My fork has a grease fitting --- I shoot a couple of shots in there, periodically. I have not had any issue.

R.
 
The nose fork on A models is something that requires regular maint (the reason there is a grease zerk ya suppose :rolleyes:)

I recommend it be disassembled, cleaned, and re-greased at each condition inspection, and then shot with some grease through the zerk a couple of other times through the year. We use water proof boat trailer bearing grease (blue) which seems to work well for the nose fork as well as on tail wheel assemblies.
 
The nose fork on A models is something that requires regular maint (the reason there is a grease zerk ya suppose :rolleyes:)

I recommend it be disassembled, cleaned, and re-greased at each condition inspection, and then shot with some grease through the zerk a couple of other times through the year. We use water proof boat trailer bearing grease (blue) which seems to work well for the nose fork as well as on tail wheel assemblies.

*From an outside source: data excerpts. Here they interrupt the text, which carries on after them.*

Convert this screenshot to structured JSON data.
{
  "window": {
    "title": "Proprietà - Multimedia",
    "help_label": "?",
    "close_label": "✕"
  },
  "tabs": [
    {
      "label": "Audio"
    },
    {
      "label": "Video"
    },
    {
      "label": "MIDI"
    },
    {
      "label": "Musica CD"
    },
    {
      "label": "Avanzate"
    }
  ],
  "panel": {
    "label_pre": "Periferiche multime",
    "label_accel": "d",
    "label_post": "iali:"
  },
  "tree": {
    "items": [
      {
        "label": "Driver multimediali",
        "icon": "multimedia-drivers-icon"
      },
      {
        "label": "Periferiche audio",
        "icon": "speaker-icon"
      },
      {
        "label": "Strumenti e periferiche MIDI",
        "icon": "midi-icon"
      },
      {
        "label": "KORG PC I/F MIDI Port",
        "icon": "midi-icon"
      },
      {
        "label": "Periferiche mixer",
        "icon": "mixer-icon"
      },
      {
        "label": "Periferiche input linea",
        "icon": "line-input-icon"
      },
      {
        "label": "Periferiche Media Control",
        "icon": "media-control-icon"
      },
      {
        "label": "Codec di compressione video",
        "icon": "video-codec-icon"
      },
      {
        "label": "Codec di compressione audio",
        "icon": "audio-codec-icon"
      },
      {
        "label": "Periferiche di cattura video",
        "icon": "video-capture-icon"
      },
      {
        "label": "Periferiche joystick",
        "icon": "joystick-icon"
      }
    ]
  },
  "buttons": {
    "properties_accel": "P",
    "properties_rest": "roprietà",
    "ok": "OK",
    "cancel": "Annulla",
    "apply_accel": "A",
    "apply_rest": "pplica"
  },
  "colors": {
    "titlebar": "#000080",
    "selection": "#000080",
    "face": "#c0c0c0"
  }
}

I have used this grease (sta-lube blue boat trailer bearing grease from Napa autoparts) for over 30 years in all of my airplane wheel bearings with great success. When you touch it you will understand.
 
I believe we used aeroshell #22 synthetic grease. Can't tell you exactly because it is in the grease gun.
 
Btw the way we do it is have one guy on the gun and another on the tow bar rotating the nose wheel,
 
+1 on dissasemble, clean, check wheel bearing/bolts/flange (replace if SB) and reassemble, regrease and torque according to spec.

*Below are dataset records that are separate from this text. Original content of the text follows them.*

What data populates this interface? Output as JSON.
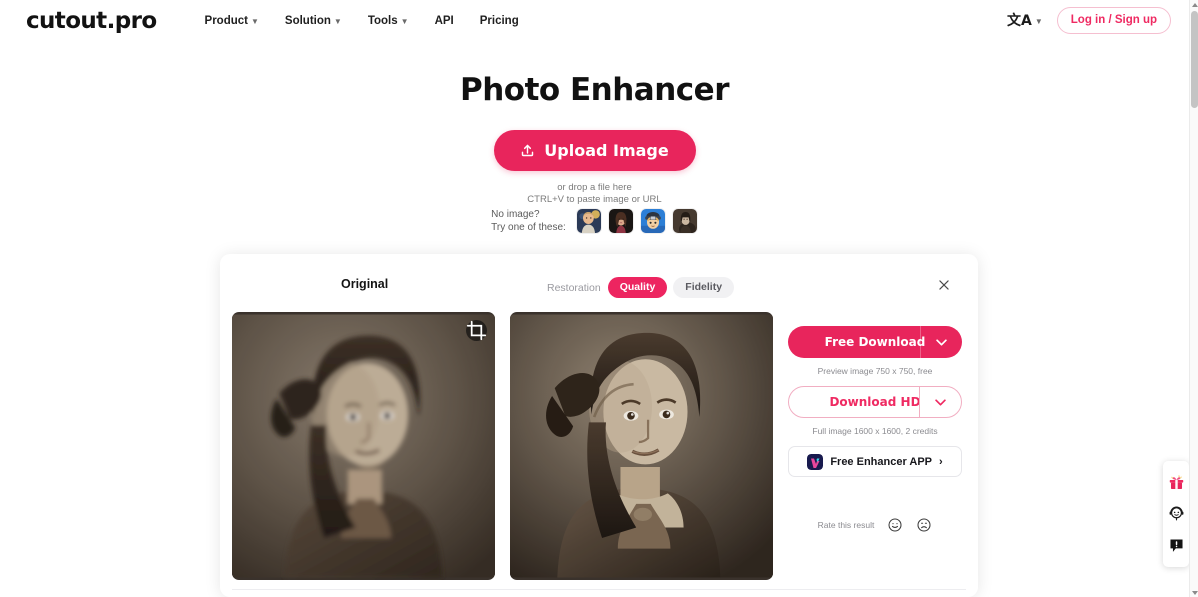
{
  "header": {
    "brand": "cutout.pro",
    "nav": [
      {
        "label": "Product",
        "caret": "chevron-down-icon",
        "has_caret": true
      },
      {
        "label": "Solution",
        "caret": "chevron-down-icon",
        "has_caret": true
      },
      {
        "label": "Tools",
        "caret": "chevron-down-icon",
        "has_caret": true
      },
      {
        "label": "API",
        "has_caret": false
      },
      {
        "label": "Pricing",
        "has_caret": false
      }
    ],
    "language": {
      "icon": "translate-icon",
      "glyph": "文A",
      "caret": "⌄"
    },
    "login_label": "Log in / Sign up"
  },
  "hero": {
    "title": "Photo Enhancer",
    "upload_label": "Upload Image",
    "upload_icon": "upload-icon",
    "drop_line_1": "or drop a file here",
    "drop_line_2": "CTRL+V to paste image or URL"
  },
  "samples": {
    "line_1": "No image?",
    "line_2": "Try one of these:",
    "thumbs": [
      {
        "name": "sample-thumb-child",
        "alt": "child portrait photo"
      },
      {
        "name": "sample-thumb-woman",
        "alt": "woman portrait photo"
      },
      {
        "name": "sample-thumb-anime",
        "alt": "anime character illustration"
      },
      {
        "name": "sample-thumb-vintage",
        "alt": "vintage sepia portrait"
      }
    ]
  },
  "result": {
    "original_label": "Original",
    "mode_label": "Restoration",
    "modes": [
      {
        "label": "Quality",
        "active": true
      },
      {
        "label": "Fidelity",
        "active": false
      }
    ],
    "close_icon": "close-icon",
    "crop_icon": "crop-icon",
    "original_image_alt": "Original vintage sepia portrait of a young girl with a hair bow",
    "enhanced_image_alt": "Enhanced vintage sepia portrait of a young girl with a hair bow",
    "free_download_label": "Free Download",
    "free_download_caret": "chevron-down-icon",
    "free_download_note": "Preview image 750 x 750, free",
    "download_hd_label": "Download HD",
    "download_hd_caret": "chevron-down-icon",
    "download_hd_note": "Full image 1600 x 1600, 2 credits",
    "app_label": "Free Enhancer APP",
    "app_arrow": "›",
    "app_icon": "enhancer-app-icon",
    "rate_label": "Rate this result",
    "rate_good_icon": "smiley-happy-icon",
    "rate_bad_icon": "smiley-sad-icon"
  },
  "rail": [
    {
      "name": "gift-icon",
      "title": "gift"
    },
    {
      "name": "customer-service-icon",
      "title": "support"
    },
    {
      "name": "feedback-icon",
      "title": "feedback"
    }
  ],
  "scrollbar": {
    "up": "▴",
    "down": "▾"
  },
  "colors": {
    "brand_pink": "#e8255c",
    "accent_pink": "#ed2560",
    "pill_idle_bg": "#f1f1f3",
    "text_dark": "#111111",
    "text_muted": "#8b8b90"
  }
}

The nose fork on A models is something that requires regular maint (the reason there is a grease zerk ya suppose :rolleyes:)

I recommend it be disassembled, cleaned, and re-greased at each condition inspection, and then shot with some grease through the zerk a couple of other times through the year. We use water proof boat trailer bearing grease (blue) which seems to work well for the nose fork as well as on tail wheel assemblies.